Wednesday, 7 February 2007

The Evolving Face of CRM

The last year has seen remarkable changes in the CRM software marketplace. The market has been characterised by the consolidation of the leading CRM vendors, witness, Epiphany/Infor Global Solutions, Onyx Software/M2M Holdings, Oracle/PeopleSoft/Siebel while the established business software players have started to turn up the heat. Software-as-a-service (SaaS) deployment options along with open source solutions will inevitably lead companies to rethink their approach to the problem

Forrester recently evaluated 13 applications in the enterprise CRM sector. Siebel and SAP came out on top, but Forrester named a long list of strong contenders, including Infor CRM, Epiphany, Microsoft Dynamics CRM, Onyx CRM, Oracle's E-Business Suite CRM, PeopleSoft CRM and Siebel CRM OnDemand, RightNow, and Salesforce.com.

The firm predicts the market for software and services will reach $10.9 billion by 2010, up from $8.4 billion this year.
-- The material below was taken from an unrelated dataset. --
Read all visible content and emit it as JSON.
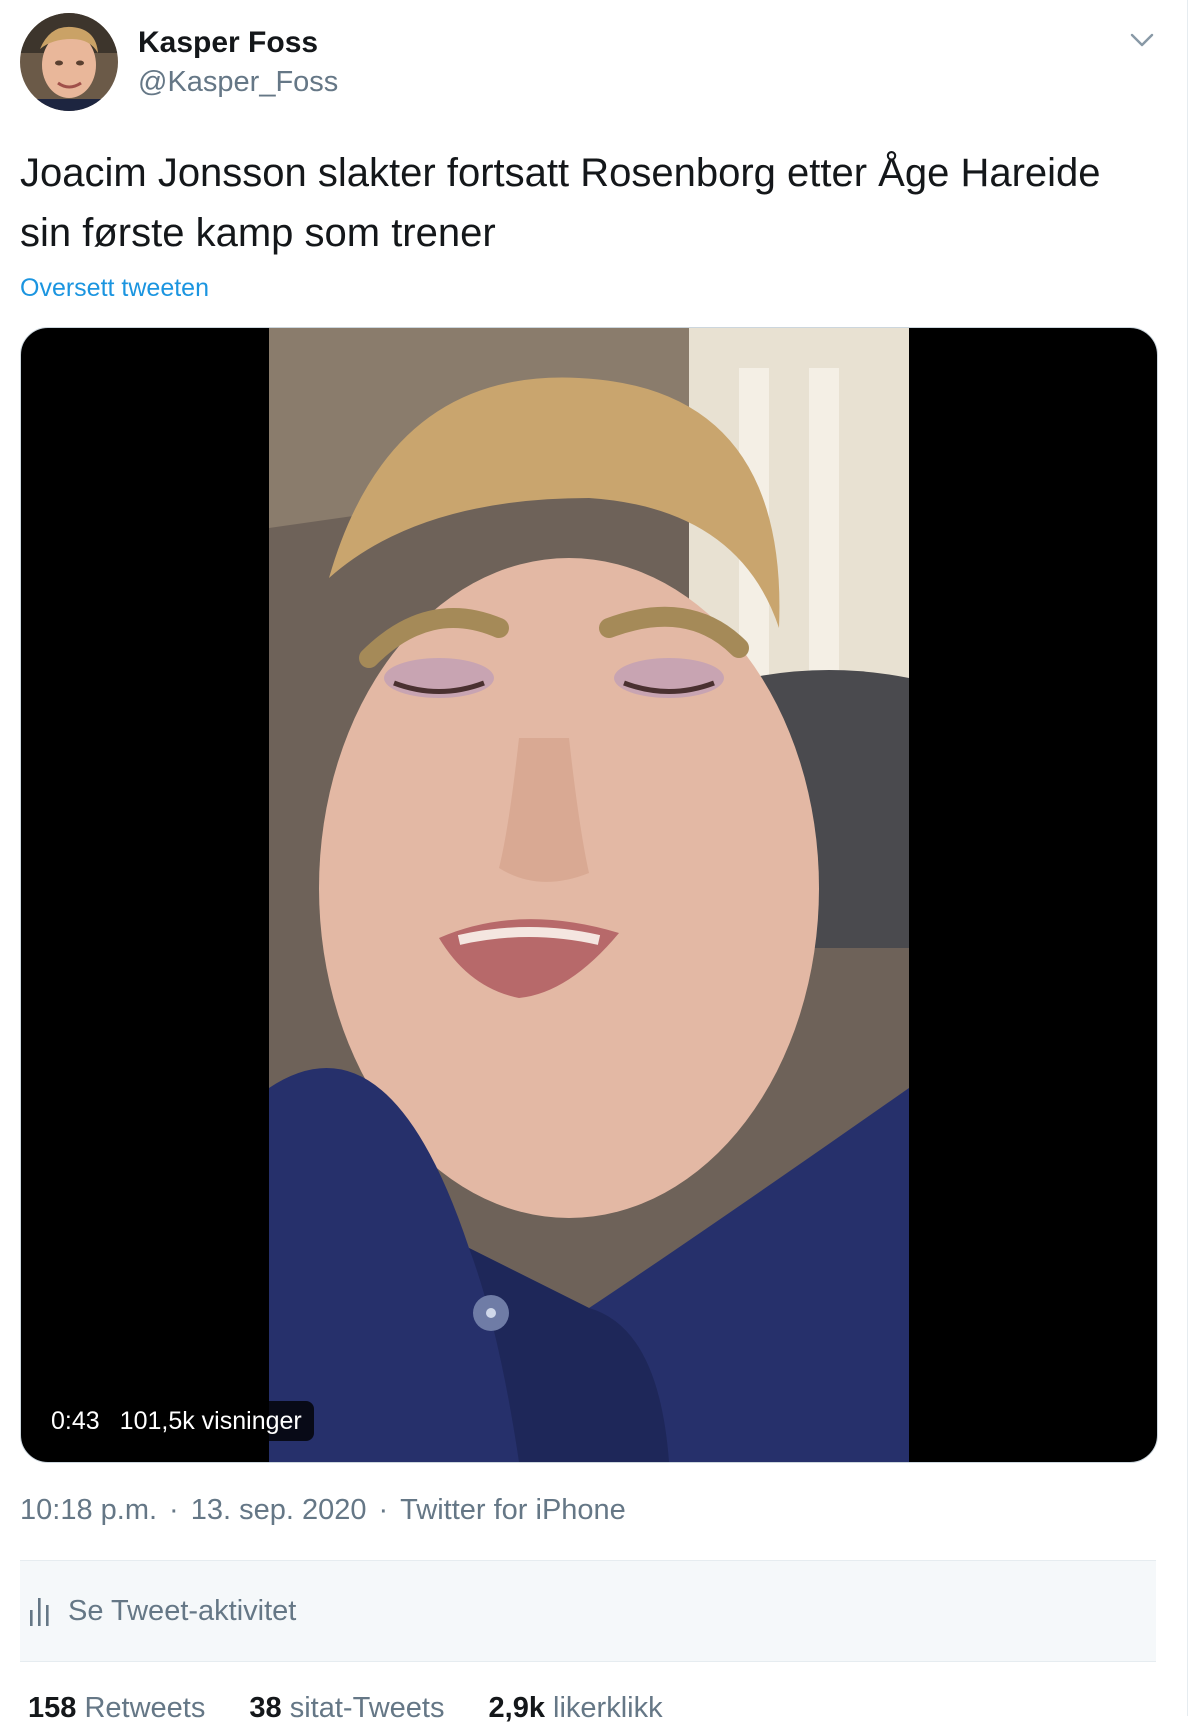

Several factors are driving spending. An Accenture survey of CEOs found that their top four priorities were acquiring new customers, increasing customer loyalty and retention, increasing revenue from current customers, and increasing customer service capabilities - sounds like CRM/CEM to me.

Friday, 2 February 2007

Web 2.0 & Direct Marketing

In the same way that email marketing added “opting in” to “selling” as a objective of direct marketing, the advent of Web 2.0 adds “engaging consumer interaction and participation” to the range of marketing interaction opportunities. The underlying idea is to build and maintain an awareness of your brand, product and service; allowing you to continue to engage with the consumer and leading to relevant and profitable relationships for both parties over time.
Indeed, what marketing discipline could be better prepared or better placed to take advantage of the primary elements of Web 2.0 than good old DM? Think about it, the opportunities presented by an increasingly participative and interactive Internet, such as social networks, feedback, engagement and advocacy are all central elements of customer centricity (The founder of my company, Lester Wunderman will be speaking on this topic at the Forrester Forum on Reinventing Marketing For Customer Centricity in April of this year). Who would know better how to identify your potential consumers, how and where to reach them, how to engage them in a relevant dialogue and, most vitally how to listen to them? The challenges too are familiar territory to the direct marketer, searching is central to web 2.0 but the rising costs and poor conversion rates of search engine marketing and generally poor performance of on-line advertising efforts, can be greatly improved by increasing the relevance of our marketing efforts by varying content (headline, copy, the call to interaction etc) to match the visitors source and their behaviour. How can you do this? By segmenting your visitors and testing/optimizing your content, easily recognizable as core elements of any well executed off-line direct marketing campaign over the last 40 years.